From the Georgia Public Policy Foundation:
Then there’s nuclear power. The industry is governed by an enormously expensive and dense regulatory and security framework designed to safeguard the general public. Since the 1978 accident at Three Mile Island and the 2001 terrorist attacks, regulations and licensing have grown increasingly stringent. Despite the advances in safety and security, no new units have begun construction since 1973. Abroad, especially in France and Japan, nuclear energy has flourished.

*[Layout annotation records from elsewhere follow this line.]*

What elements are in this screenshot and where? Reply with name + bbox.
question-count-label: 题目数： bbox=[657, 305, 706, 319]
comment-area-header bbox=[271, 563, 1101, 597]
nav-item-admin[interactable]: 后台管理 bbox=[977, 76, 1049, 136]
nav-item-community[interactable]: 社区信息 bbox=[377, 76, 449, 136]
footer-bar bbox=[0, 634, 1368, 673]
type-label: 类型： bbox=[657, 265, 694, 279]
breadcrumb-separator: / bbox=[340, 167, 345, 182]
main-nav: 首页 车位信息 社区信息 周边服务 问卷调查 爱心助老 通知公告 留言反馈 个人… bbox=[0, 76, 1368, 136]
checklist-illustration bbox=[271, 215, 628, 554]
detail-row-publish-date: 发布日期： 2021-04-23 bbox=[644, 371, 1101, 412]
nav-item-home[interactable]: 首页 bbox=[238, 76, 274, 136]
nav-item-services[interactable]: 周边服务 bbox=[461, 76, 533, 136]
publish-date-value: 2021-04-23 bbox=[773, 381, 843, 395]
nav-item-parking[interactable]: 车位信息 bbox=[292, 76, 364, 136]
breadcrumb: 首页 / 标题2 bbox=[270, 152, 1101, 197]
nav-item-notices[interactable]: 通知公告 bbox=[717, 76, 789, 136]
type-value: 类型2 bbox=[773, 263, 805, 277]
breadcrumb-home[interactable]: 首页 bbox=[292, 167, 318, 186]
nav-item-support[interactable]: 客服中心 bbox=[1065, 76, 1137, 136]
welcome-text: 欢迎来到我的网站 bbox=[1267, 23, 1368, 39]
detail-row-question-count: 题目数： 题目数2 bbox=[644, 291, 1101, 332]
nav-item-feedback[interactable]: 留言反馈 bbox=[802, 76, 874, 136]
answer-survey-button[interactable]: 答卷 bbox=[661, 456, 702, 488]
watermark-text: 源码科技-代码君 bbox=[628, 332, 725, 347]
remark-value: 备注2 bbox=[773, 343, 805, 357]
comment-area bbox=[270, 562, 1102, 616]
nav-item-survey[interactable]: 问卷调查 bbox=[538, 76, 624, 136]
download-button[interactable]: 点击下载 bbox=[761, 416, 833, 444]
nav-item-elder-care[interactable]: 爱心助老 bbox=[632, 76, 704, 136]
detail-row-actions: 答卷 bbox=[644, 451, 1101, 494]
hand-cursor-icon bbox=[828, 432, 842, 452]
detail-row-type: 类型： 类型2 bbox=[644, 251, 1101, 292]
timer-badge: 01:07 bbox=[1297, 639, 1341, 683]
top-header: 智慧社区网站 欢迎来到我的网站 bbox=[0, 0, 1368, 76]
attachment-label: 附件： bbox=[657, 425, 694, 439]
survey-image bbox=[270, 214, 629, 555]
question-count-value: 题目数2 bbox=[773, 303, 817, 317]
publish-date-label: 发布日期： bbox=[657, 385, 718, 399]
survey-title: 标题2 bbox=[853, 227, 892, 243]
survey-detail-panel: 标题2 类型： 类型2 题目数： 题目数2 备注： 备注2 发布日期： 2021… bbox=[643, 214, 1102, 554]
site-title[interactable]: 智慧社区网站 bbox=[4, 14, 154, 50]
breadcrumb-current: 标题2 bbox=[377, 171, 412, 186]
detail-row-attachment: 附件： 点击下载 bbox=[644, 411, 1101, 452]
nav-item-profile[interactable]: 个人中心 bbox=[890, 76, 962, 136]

Now, however, several factors favor a nuclear renaissance. The first is President Bush’s approval of the Energy Policy Act of 2005, which includes significant incentives for the industry to expand output:
* Up to $2 billion in cost-overrun support for a maximum of six new plants
* Production tax credit of 1.8 cents per kilowatt-hour (up to $125 million total per year) during the first eight years of operation for the first six megawatts (MW) of capacity $3 billion in research subsidies
* 20-year extension of liability caps for accidents
* Federal loan guarantees for new plant construction
Furthermore, in recent years the Nuclear Regulatory Commission (NRC) has streamlined its licensing processes. No longer can endless appeals and challenges from organizations such as Greenpeace hold up plants indefinitely. A $917 million 2008 budget for the NRC supports new reactor design and project implementation. Then, there are fading memories of Three Mile Island, state incentives for new projects (10 reactors are slated for Texas alone), and popular concern with climate issues.